Kawangware Primary School

Kawangware is one of the biggest slums in Nairobi, located 15 kilometers to the west of its center between Lavingston Estate and the district of Dagoreti. Approximately between 800,000 and 1,000,000 people are living there whereby about half of them are not older than 16 years. Most of the people are living under very poor conditions in huts constructed from metal sheets. Three days of the week they are provided by drinking water coming from Nairobi, which means that they have to use their water sparingly. Diseases like HIV/AIDS, Tuberculosis and Malaria are very common due to the poor sanitation situation and no access to sewage system.

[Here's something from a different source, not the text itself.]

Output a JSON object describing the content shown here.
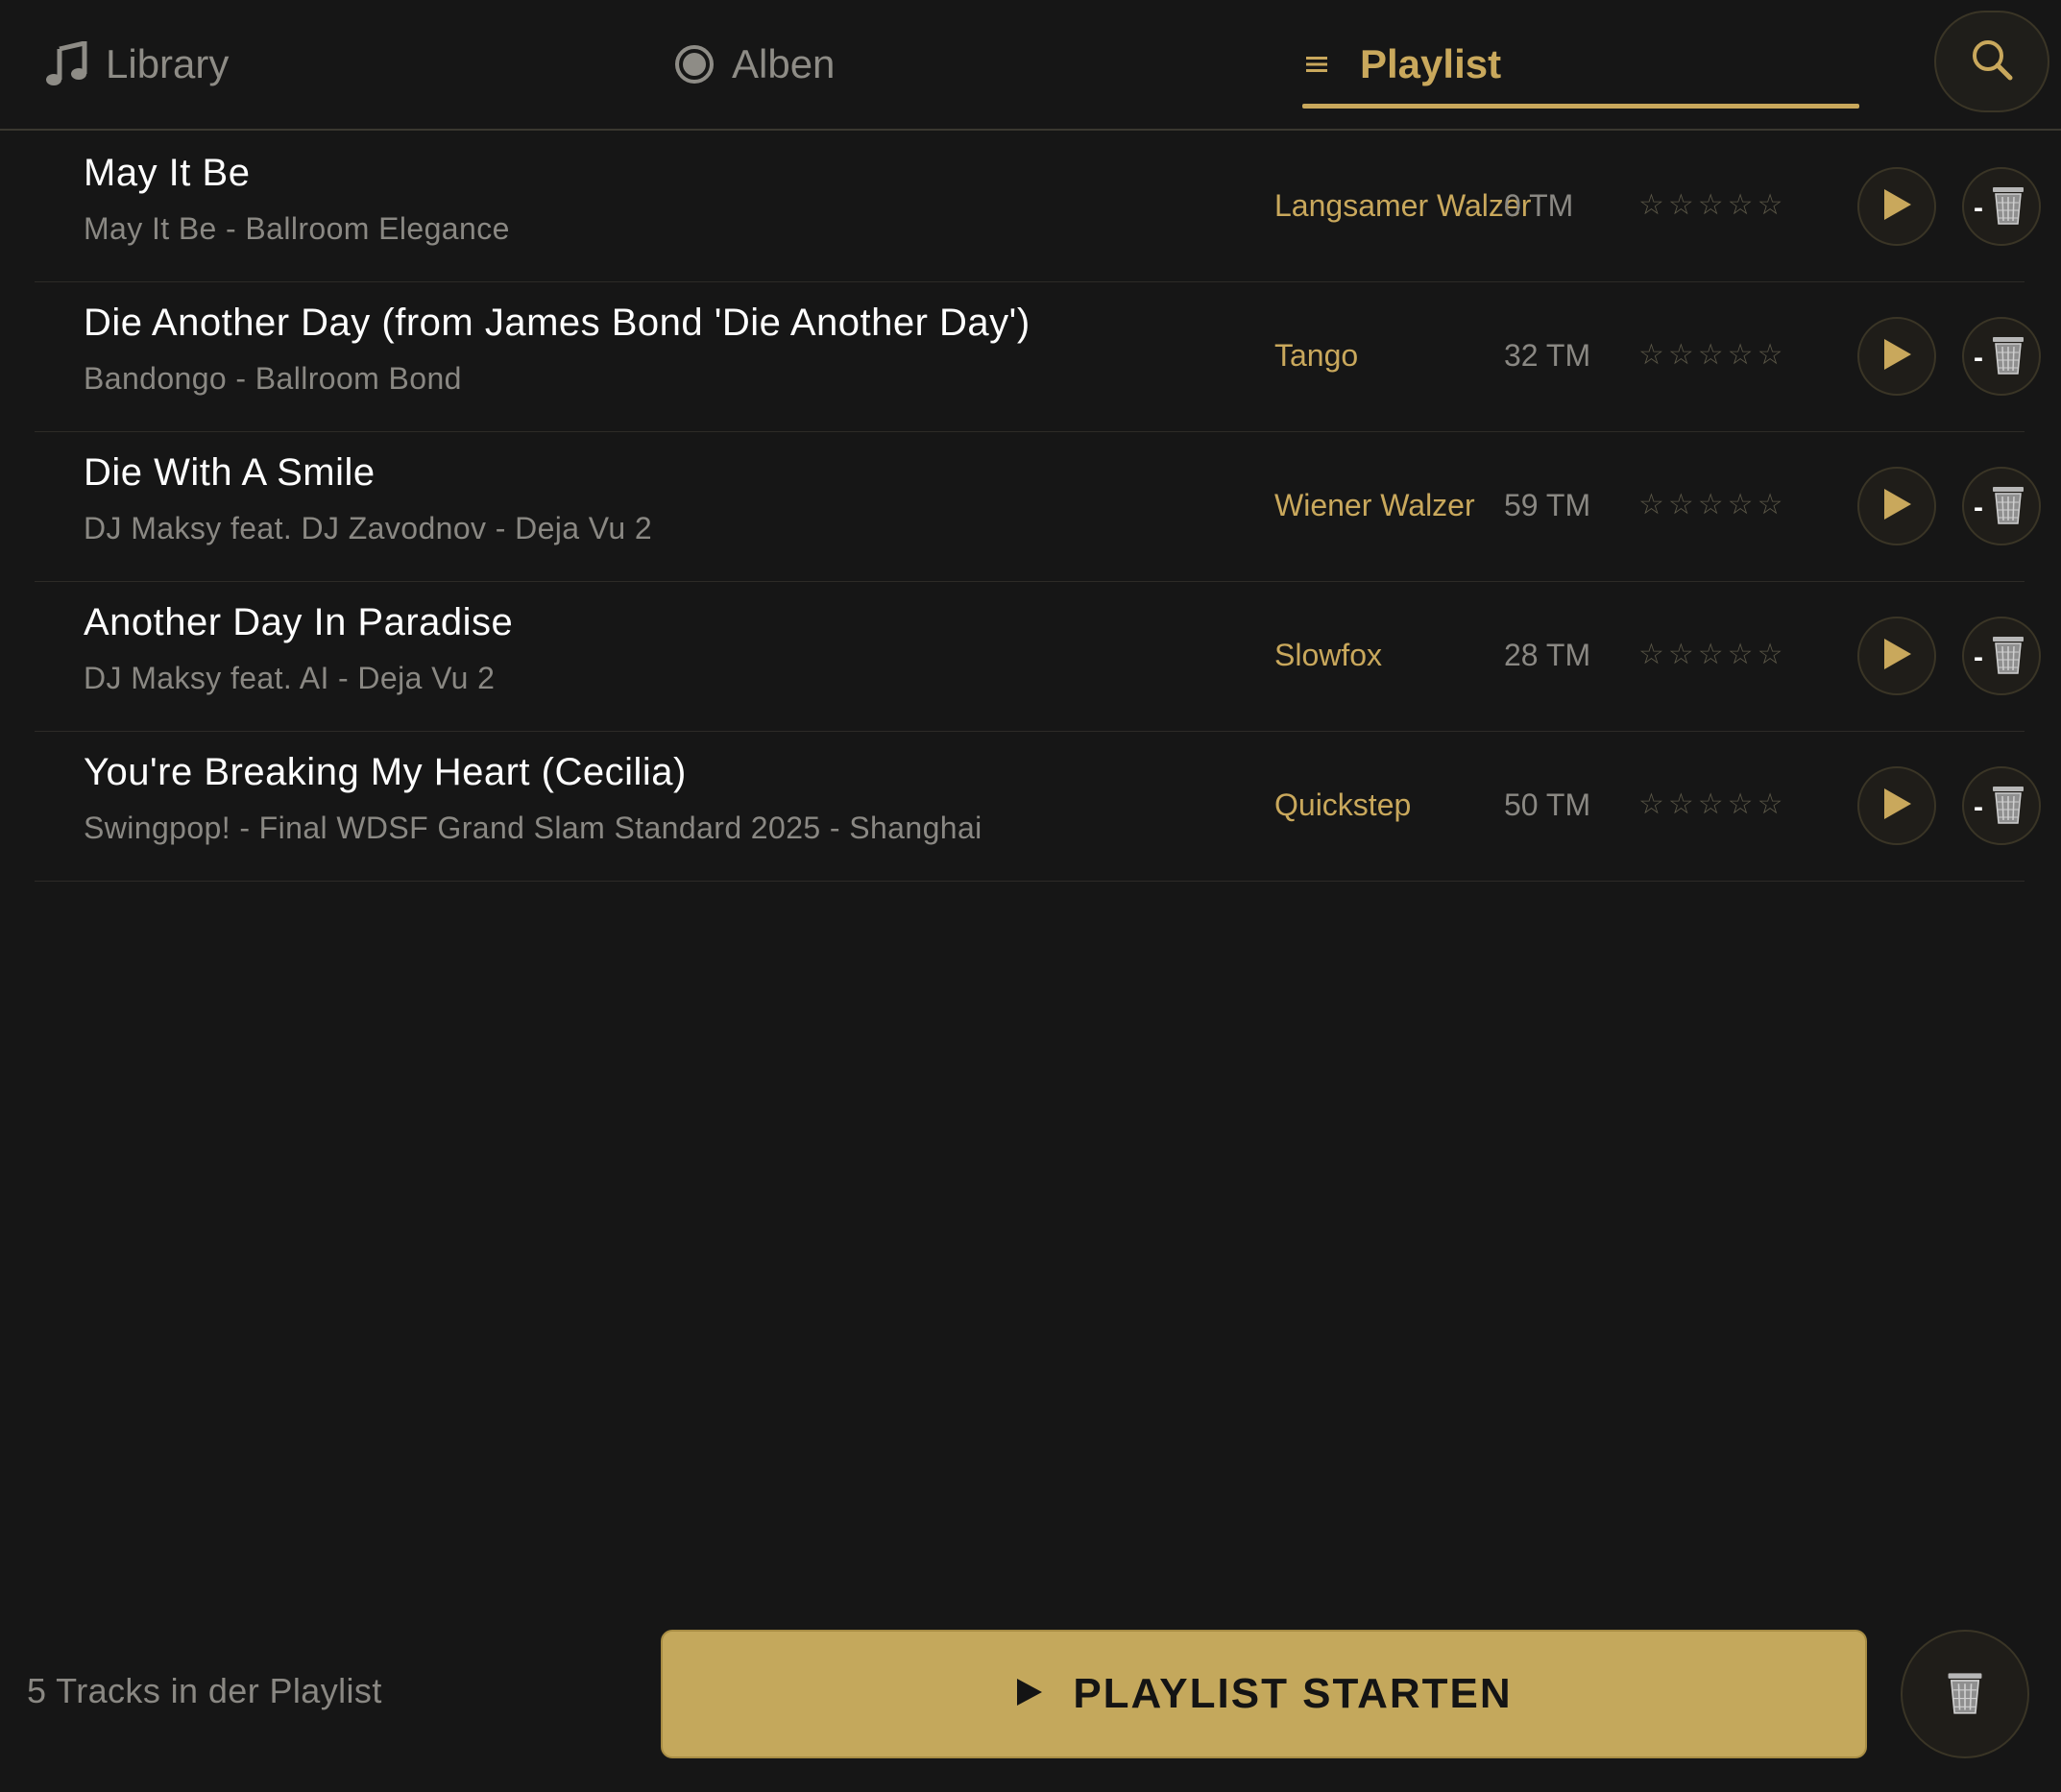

The school was founded in 2003 by Doris and James Munene, already serving the community through the church, as they realized the need to work out a poverty eradication plan to better the lives of the people. By taken into consideration that education is the key factor, they decided, with the help of the parish and local community, to start an education center which was the beginning of the Kawangware Primary School. With a tiny monthly amount of the pupil’s parents, some support from the government and well wisher’s gifts the school is able to provide the opportunity to pass the exams for the Kenyan Certification of Primary Education after the 8th class.

At the beginning the school was equipped with just simple means, such as curtains separating one class room from the other. Step after step this was replaced by plywood plates as well as chairs and tables were presented to the school to improve learning conditions. A provisional latrine could be built and further donations enabled the cooks to prepare food for the children in a small canteen.

Today the school has 6 staff members and 18 teachers giving lessons such as mathematics, social studies, science, Kiswahili, English and religious education six days of the week to children aged from 3 up to 17.

Papa Musili Safari Ltd. supports this project with 5 US Dollar per client to contribute to the ability of the school to reach their short- and long-term goal. The most urgent objective is to provide clean drinking water to the children and the community at large, construction of more classrooms for more space for those already enrolled and those who will in the future, a library, an administration block, a staff room, a kitchen, a well organized feeding program including breakfast and lunch, better latrines and a fence around the school.

Long-term objectives include the establishment of a secondary school, a vocational training center, a rehabilitation center and a special unit for the many very special cases the school handles, like the orphaned, abandoned and terminally ill children.